Review of Wonderland

Wonderland (2003)
7/10
Porn star's heart of darkness
17 May 2014
Warning: Spoilers
This film explores a rough slice drawn from the life of notorious porn star John Holmes (aka Johnny Wadd). It strongly hints at his involvement with the July 1, 1981 brutal slayings that took place on Wonderland Avenue, one of the many side streets off Laurel Canyon Boulevard in Los Angeles. Laurel Canyon is well known for its twists and turns, hidden crevices and offbeat landscape suggesting the strange and bizarre.
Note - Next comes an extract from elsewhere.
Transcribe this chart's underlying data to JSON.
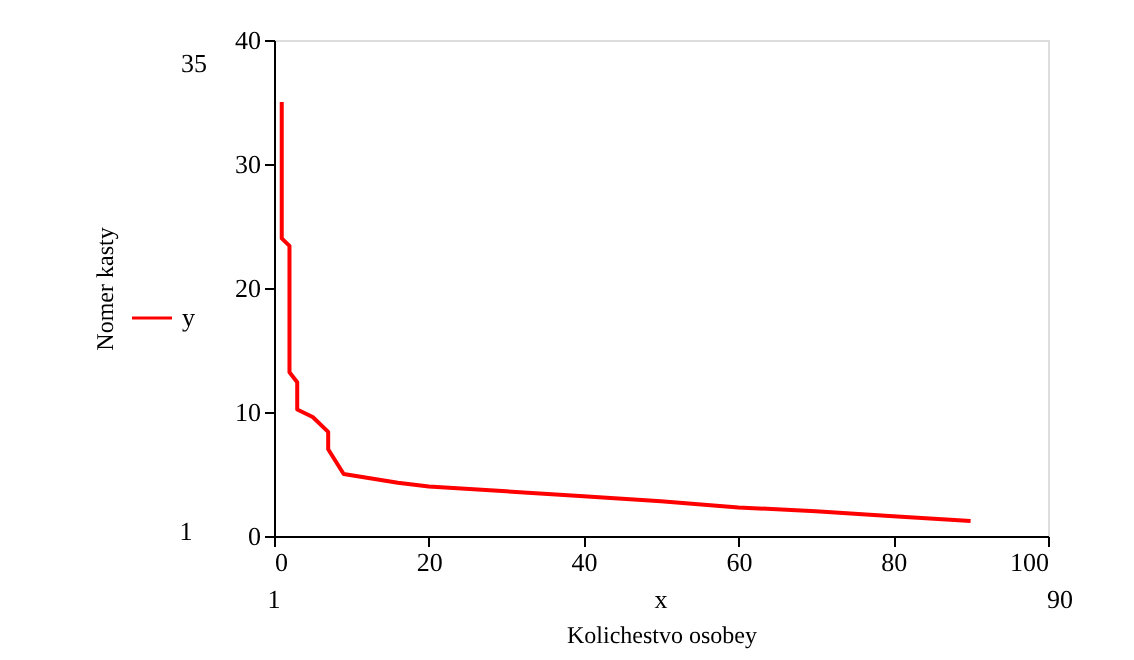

The story is told from two points of view: Holmes' (Val Kilmer) and David Lind's (Dylan McDermott)-Holmes' dealer. Since Holmes refused to name names, what really went down in that apartment that night will never precisely be known, but this film makes a convincing case as to what happened. A top crime boss gets robbed and is out for revenge.

Kilmer's performance etches Holmes into our consciousness as a man who is wallowing in the pit of what was once his claim-to-fame, the man with the 14-inch cock. Now driven by an insatiable out-of-control coke habit, he will stoop to anything to stoke it, including debasing himself and his teenybopper girlfriend, Dawn Schiller (Kate Bosworth), whom he sets up to screw Eddie Nash (Eric Bogosian), the kingpin drug lord and the man who reputedly ordered the Wonderland murders.

Holmes' nonstop motor mouth will say what is needed and promise what is needed as long as he can satisfy his craving. In addition to Kilmer's performance, the cinematography―with its speeding up of some of the frames―captures the frantic pace of someone living in that world―or to be more precise: allowing that world to live him. His coke habit constrained him to execute certain behaviors that he had no more control over than an automaton.

I can't unequivocally endorse this movie since gory murders and drug-fueled parties (convincingly done) aren't everyone's cup of tea. But for what it intends, namely, to show the drug-fueled frantic mania of late '70s/early '80s LA with its anything-goes attitude, it's first-rate.

It's a travesty of justice that the real villain of the whole affair―so insidious and powerful that the LA police were hesitant to touch him―got away literally with murder. But LA seems to be famous for that sort of thing.

7/10

PS Holmes died on March 13, 1988 as a result of AIDS.